Warum ich mich immer so über E-Mail-Warnungen «freue»

Ich finds ja toll, wenn jemand zu mir schaut, mich vor allem Unheil dieser Welt bewahren will… Eher skeptisch – um nicht zu sagen allergisch – bin ich bei irgendwelchen Warnungen vor explodierenden Handys, festplattenzerkauenden Viren, gegen die sogar Bill Gates machtlos sei, HIV-Nadeln in Kinositzen oder aber beim Aufruf zum Benzinboykott am Tag XY. 

 

Das Problem sind diese unsäglichen Meldungen, bei denen es immer heisst, man solle sie an "möglichst viele" oder an "deinen ganzen Bekanntenkreis" weiter schicken, um sie vor irgendetwas zu warnen. Wenn das steht, ist es das beste, genau das nicht zu tun, denn das Weiterschicken (nicht der Inhalt) ist die Krux an solchen Meldungen.

 

Ein Beispiel:

 

07:00 Du schickst eine Meldung an 50 Leute.

 

08:00 Eine Stunde später, schicken diese 50 Leute diese Meldung wieder weiter an je 50 Leute (=2500).

 

09:00 Nun schicken die 2500 Leute deine Meldung wieder an je 50 Leute in ihrem Bekanntenkreis (=125’000).

 

10:00 Spätestens jetzt erscheint die Meldung erstmals im Radio, da sicher mindestens ein dummer Radiomoderator ebenfalls drauf rein fällt. Gleichzeitig schicken die 125’000 die Meldung weiter an ihre 50 Bekannten (6’250’000).

 

11:00 Inzwischen weiss es die ganze Schweiz – und die 6’250’000 schicken die Meldung natürlich ebenfalls weiter. Dass es stimmt, was drin steht, wissen sie, denn sie haben ja auch schon im Radio davon gehört… Drum warnen sie ihre 50 Bekannten ebenfalls (wir sind schon bei 312’500’000 und erreichen also schon mehr Leute als alle Einwohner der USA).

 

12:00 Natürlich warnt nun auch der «seriöse CNN» und alle übrigen Sender vor der schlimmen Gefahr!
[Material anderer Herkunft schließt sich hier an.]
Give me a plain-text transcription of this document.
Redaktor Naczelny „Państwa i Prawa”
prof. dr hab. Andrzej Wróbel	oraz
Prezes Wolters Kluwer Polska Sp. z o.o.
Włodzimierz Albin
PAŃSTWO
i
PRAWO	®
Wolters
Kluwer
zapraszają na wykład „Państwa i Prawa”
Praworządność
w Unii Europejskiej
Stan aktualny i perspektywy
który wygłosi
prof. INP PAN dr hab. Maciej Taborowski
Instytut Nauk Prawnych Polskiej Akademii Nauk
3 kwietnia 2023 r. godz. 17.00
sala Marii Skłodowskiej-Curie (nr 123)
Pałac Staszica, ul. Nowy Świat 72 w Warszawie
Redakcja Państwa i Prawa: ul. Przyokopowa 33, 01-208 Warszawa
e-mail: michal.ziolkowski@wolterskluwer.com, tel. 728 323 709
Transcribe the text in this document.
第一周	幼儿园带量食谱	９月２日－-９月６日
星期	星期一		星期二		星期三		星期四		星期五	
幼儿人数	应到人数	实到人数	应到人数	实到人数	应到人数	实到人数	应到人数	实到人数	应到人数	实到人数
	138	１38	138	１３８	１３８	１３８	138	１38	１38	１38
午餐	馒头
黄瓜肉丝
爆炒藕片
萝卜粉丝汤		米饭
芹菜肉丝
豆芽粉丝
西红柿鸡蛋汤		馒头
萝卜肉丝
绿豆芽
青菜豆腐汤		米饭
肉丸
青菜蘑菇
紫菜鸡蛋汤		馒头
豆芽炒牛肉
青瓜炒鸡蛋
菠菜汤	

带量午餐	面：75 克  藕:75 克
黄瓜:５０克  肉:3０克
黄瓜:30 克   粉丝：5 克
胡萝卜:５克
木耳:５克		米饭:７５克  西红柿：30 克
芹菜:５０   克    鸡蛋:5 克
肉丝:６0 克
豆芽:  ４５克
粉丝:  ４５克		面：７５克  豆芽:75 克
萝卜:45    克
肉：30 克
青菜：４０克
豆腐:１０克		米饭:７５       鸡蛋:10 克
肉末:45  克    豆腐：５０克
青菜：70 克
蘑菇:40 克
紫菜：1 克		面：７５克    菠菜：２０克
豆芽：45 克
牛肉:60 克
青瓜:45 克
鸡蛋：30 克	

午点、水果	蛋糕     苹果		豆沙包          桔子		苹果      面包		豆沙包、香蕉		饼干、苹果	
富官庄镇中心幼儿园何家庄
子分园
Denn wenn so viele davon sprechen, muss es ja stimmen. Und sicher findet sich irgend ein Wissenschafter, der gerne in die Kamera plaudert, dass er "auch schon davon gehört habe" (kein Wunder…). Wenn das kein Beweis ist! Also schicken natürlich alle 312’500’000, die die Meldung schon haben, diese an ihre Bekannten weiter – bleiben wir mal dabei und nehmen an, sie hätten je 50 (juhui, wir sind auf 15’625’000’000).

 

So, innert eines halben Tages hast du also schon locker 2 1/2 Mal die Weltbevölkerung informiert!!! Da nun aber anzunehmen ist, dass nicht alle über E-Mail verfügen, verteilt sich die Meldung natürlich jeweils nicht nur auf "Neuinformierte". Mit jeder Stufe wächst die Gefahr, dass einer die Meldung ein zweites, drittes oder noch weitere Male erhält. Und ich mag gar nicht ausrechnen, wie oft ich diese eine Meldung aus meinem Postfach löschen müsste, wenn wir unser Beispiel noch eine Stunde weiter führen würden.

 

Weisst du jetzt, was ich meine?

 

Ein kleiner Gratistipp: Auf www.hoax-info.de machen sich ein paar Leute an der TU Berlin die Mühe, alle diese Meldungen zu sammeln und zu analysiere. Auch der "Wahrheitsgehalt" (ja, manchmal ist wirklich sogar ganz wenig Wahrheit drin) wird ermittelt. Die Hoax-Liste zeigt die ganze Vielfalt dieser Falschmeldungen. Darin zu stöbern ist echt interessant – aber bitte, bitte, bitte: NIE WEITERSCHICKEN!!!